Fideos in saffron-pimentón broth with mussels and linguiça
This is a variation on a dish I made awhile back, and though breaking up capellini to make a version of fideos seems more legit, I think the clams were a better addition than mussels. The problem with mussels (always) is that their thin shells buckle under the weight of their neighbors, and a good handful seem to be broken right out of the bag (this time, the nice fella at New Seasons even inspected each handful, but missed 6 or 7 that had little hairline cracks). Buttery littlenecks are just tougher. Oh well.

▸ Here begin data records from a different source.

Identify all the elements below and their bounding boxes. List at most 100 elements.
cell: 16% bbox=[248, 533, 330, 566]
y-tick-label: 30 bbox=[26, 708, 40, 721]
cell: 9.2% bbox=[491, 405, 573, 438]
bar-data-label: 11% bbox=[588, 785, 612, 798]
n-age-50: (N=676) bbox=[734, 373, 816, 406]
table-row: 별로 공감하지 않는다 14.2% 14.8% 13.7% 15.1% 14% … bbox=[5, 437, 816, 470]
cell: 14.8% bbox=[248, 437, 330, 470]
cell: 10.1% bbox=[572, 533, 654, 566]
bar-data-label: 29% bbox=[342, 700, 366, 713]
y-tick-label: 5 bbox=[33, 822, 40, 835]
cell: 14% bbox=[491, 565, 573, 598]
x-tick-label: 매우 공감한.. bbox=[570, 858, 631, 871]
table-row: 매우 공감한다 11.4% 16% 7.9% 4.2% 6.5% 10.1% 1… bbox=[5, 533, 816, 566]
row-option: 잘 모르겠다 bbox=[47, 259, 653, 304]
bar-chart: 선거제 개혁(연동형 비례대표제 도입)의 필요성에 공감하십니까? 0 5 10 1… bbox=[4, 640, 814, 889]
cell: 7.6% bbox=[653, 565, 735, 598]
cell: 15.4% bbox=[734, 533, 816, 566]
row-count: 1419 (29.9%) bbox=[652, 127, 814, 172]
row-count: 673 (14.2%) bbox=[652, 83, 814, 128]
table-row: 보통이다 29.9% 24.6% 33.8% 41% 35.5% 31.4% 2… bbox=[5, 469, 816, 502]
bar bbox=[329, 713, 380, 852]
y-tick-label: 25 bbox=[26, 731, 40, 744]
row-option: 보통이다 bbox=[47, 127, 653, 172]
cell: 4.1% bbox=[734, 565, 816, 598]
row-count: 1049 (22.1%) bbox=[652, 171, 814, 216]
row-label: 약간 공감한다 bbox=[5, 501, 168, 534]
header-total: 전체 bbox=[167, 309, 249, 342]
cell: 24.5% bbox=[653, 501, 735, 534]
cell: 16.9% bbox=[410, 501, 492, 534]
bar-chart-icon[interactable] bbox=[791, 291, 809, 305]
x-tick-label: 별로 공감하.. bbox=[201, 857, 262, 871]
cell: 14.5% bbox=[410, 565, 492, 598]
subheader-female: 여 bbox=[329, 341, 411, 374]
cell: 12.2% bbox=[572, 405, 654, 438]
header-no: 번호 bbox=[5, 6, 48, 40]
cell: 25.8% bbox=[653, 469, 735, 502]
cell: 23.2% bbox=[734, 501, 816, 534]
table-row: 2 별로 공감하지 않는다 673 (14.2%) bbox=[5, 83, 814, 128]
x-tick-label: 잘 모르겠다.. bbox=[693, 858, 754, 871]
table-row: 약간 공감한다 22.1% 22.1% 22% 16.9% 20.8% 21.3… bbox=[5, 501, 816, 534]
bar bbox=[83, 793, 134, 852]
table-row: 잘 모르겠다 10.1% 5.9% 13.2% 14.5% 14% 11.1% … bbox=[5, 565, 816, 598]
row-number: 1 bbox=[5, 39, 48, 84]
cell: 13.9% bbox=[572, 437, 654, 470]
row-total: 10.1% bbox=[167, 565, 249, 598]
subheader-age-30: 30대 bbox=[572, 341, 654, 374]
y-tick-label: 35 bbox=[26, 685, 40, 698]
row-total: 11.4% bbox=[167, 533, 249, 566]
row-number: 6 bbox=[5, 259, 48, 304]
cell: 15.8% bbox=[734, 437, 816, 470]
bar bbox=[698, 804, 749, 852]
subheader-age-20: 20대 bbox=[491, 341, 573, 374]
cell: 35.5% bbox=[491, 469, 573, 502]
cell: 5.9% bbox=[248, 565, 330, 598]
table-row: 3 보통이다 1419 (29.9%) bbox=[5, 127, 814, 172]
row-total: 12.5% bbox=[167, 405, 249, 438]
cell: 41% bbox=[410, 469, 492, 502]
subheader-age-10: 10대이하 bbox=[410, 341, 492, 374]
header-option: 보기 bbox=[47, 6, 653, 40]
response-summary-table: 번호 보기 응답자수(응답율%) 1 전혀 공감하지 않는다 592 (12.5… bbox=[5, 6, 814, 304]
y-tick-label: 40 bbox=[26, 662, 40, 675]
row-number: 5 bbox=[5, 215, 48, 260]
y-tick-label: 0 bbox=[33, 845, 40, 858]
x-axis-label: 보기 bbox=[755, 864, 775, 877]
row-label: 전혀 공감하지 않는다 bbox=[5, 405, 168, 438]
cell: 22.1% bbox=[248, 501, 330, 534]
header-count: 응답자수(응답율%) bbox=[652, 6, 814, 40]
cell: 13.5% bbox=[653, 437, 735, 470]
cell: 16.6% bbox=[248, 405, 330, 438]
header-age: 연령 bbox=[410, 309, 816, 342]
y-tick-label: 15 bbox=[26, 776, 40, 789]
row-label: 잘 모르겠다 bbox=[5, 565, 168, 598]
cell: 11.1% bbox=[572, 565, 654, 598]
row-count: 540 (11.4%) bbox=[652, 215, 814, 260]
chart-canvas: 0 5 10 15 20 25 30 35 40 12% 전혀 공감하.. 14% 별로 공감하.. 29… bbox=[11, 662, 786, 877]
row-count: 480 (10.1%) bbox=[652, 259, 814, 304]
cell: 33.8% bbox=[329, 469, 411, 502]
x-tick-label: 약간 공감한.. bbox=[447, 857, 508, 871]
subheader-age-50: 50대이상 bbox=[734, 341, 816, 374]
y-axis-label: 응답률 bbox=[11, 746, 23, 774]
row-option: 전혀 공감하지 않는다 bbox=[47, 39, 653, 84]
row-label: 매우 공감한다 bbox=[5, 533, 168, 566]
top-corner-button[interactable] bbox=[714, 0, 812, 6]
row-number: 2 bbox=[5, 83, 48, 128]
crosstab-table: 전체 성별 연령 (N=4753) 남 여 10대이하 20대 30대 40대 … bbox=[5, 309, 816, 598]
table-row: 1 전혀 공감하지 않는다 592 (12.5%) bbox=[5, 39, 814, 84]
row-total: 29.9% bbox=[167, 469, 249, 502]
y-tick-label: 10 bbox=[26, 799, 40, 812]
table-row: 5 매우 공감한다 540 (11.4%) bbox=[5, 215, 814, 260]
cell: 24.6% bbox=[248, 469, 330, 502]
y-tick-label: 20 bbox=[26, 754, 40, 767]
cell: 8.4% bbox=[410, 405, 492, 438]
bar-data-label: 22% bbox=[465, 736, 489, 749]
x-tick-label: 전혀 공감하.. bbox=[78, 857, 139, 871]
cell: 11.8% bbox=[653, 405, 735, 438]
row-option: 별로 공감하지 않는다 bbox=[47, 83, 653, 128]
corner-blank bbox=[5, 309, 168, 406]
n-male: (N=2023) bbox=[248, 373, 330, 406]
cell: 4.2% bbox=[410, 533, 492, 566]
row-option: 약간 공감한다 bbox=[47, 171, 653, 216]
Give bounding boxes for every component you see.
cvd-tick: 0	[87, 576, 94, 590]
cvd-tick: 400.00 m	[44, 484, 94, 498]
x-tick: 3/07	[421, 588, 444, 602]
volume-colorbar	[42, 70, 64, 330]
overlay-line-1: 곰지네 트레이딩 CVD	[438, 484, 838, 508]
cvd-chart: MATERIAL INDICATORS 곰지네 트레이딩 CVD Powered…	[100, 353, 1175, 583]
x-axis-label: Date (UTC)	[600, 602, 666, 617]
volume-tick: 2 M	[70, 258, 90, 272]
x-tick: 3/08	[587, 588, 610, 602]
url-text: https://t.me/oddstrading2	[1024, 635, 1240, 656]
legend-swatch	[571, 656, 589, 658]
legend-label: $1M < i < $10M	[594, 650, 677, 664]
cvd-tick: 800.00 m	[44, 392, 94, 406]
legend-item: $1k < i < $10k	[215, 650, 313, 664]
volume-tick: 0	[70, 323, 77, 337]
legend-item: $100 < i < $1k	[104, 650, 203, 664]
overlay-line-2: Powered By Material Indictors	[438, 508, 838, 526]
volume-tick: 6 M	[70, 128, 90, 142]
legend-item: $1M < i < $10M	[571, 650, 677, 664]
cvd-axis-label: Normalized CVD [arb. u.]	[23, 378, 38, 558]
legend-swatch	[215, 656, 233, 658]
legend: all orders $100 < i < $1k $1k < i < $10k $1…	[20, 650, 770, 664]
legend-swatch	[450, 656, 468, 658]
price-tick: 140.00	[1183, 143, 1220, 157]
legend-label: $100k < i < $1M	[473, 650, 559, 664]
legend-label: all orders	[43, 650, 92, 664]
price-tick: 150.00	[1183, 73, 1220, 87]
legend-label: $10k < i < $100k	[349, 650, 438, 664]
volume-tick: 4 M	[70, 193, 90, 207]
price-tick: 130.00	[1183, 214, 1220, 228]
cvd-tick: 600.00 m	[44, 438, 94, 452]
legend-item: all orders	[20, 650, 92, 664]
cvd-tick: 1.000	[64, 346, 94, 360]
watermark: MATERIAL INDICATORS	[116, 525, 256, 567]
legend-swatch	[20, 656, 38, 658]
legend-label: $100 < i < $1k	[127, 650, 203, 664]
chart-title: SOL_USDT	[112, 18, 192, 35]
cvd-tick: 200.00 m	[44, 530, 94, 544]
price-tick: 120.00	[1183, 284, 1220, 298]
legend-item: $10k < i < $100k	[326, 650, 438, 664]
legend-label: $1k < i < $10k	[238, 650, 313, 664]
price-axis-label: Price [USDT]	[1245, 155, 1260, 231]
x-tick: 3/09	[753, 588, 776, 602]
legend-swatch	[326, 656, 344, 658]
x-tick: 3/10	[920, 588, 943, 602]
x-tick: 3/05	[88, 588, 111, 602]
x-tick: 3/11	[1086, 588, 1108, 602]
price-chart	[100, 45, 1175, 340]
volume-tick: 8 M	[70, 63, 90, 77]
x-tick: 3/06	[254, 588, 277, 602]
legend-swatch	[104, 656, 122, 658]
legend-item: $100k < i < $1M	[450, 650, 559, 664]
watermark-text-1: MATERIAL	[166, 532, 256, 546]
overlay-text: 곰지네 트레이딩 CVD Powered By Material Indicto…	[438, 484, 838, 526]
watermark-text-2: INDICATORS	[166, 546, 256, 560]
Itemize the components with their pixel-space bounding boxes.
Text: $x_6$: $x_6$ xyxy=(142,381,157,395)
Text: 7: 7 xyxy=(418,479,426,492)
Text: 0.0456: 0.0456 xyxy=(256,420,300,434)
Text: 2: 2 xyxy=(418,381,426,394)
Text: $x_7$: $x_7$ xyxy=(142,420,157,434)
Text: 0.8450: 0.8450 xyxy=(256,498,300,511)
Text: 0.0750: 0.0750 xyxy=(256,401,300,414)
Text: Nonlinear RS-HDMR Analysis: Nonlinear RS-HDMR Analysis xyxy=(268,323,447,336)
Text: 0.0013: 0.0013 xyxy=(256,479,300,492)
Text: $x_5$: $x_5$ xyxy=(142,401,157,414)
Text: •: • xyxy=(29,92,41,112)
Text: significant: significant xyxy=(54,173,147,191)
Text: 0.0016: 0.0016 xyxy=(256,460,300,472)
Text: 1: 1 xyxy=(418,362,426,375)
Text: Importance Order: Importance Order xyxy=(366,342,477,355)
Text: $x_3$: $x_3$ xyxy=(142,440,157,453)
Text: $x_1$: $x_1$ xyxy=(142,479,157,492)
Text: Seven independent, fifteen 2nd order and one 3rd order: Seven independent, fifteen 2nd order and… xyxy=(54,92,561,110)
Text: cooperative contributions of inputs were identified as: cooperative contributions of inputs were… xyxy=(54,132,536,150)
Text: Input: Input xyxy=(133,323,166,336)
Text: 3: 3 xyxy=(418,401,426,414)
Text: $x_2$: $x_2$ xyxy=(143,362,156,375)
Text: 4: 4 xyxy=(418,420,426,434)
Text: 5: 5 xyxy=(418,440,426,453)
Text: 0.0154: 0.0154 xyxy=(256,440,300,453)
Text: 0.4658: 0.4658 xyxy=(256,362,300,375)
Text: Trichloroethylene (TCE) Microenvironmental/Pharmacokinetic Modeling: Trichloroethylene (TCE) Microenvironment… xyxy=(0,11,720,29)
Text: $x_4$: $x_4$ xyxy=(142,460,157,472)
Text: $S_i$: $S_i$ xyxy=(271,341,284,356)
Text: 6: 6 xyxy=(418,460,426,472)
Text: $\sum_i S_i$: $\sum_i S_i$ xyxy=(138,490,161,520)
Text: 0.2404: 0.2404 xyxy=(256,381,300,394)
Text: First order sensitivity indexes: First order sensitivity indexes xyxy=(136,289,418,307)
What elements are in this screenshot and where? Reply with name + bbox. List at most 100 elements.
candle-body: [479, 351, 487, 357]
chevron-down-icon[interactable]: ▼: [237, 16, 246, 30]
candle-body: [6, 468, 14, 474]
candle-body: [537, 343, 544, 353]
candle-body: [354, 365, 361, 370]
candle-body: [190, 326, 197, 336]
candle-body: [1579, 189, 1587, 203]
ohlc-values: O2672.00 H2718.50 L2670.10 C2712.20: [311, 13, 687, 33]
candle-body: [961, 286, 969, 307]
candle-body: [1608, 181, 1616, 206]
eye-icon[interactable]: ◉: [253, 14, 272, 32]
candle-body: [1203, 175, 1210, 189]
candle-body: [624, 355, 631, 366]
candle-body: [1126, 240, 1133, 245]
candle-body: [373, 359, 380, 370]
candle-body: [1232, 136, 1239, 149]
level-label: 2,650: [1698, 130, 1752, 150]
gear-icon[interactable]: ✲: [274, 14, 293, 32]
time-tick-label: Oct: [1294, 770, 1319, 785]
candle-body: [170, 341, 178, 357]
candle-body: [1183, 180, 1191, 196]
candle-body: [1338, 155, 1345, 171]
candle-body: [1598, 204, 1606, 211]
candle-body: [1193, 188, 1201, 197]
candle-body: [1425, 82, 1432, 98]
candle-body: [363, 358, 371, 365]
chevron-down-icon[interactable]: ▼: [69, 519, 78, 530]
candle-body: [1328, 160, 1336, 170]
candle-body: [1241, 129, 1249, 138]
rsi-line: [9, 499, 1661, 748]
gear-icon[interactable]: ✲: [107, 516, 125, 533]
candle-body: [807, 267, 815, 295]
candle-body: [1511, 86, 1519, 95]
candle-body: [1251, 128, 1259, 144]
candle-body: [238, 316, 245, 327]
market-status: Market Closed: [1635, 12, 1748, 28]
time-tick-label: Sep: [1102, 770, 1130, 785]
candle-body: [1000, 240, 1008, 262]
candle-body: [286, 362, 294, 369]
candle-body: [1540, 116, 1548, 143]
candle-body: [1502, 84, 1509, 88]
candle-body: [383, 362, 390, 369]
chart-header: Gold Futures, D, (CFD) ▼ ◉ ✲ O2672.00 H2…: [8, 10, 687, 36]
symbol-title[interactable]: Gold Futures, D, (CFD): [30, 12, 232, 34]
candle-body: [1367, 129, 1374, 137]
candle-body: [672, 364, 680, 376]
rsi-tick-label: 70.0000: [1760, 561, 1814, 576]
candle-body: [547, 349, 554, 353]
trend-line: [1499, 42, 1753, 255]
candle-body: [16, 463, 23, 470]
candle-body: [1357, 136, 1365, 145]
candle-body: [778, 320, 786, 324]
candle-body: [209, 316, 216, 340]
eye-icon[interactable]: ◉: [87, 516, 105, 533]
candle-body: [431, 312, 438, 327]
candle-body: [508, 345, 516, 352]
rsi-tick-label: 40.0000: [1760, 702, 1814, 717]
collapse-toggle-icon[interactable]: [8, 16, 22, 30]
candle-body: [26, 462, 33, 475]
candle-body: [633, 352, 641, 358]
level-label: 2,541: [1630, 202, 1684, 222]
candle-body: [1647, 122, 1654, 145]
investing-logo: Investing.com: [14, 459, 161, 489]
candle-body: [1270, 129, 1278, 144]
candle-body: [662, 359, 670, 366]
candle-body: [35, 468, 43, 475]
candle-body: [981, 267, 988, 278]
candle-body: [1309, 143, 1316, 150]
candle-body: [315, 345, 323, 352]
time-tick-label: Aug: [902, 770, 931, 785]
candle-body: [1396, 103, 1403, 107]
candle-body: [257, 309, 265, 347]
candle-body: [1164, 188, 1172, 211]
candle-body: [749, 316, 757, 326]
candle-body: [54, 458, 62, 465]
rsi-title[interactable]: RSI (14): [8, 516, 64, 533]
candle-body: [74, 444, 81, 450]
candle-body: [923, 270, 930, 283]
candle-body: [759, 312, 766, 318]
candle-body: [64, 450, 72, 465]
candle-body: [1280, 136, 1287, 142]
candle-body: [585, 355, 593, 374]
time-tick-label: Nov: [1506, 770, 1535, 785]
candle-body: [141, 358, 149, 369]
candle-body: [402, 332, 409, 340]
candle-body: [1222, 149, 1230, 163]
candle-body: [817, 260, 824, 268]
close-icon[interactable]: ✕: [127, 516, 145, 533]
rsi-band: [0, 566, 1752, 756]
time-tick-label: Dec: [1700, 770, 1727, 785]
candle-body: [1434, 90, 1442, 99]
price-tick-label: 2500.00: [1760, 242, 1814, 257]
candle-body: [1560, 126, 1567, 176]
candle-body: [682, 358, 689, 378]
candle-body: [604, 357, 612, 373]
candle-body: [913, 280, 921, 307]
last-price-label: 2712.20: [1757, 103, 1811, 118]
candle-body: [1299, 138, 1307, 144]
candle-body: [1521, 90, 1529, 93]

I sliced up the linguiça and some onions and browned them up in a little olive oil with some minced garlic. I threw in the broken capellini-as-fideos and stirred them around the savory, orange oil as one would for a risotto, then added about a cup of white wine, a crumbly pinch of saffron threads and a fingertip-sized bump of pimentón, a few pinches of kosher salt and some cracks of pepper. Dumped in the last jar of my home-canned Dr. Wyches Yellow orange heirloom toms and a rinse-out jarful of water, then covered and simmered for about 15 minutes. When the fideos were al dente, I tossed in the scrubbed and de-bearded mussels and reapplied the lid. Sprinkle copious chopped parsley and break open some baguette for soppage.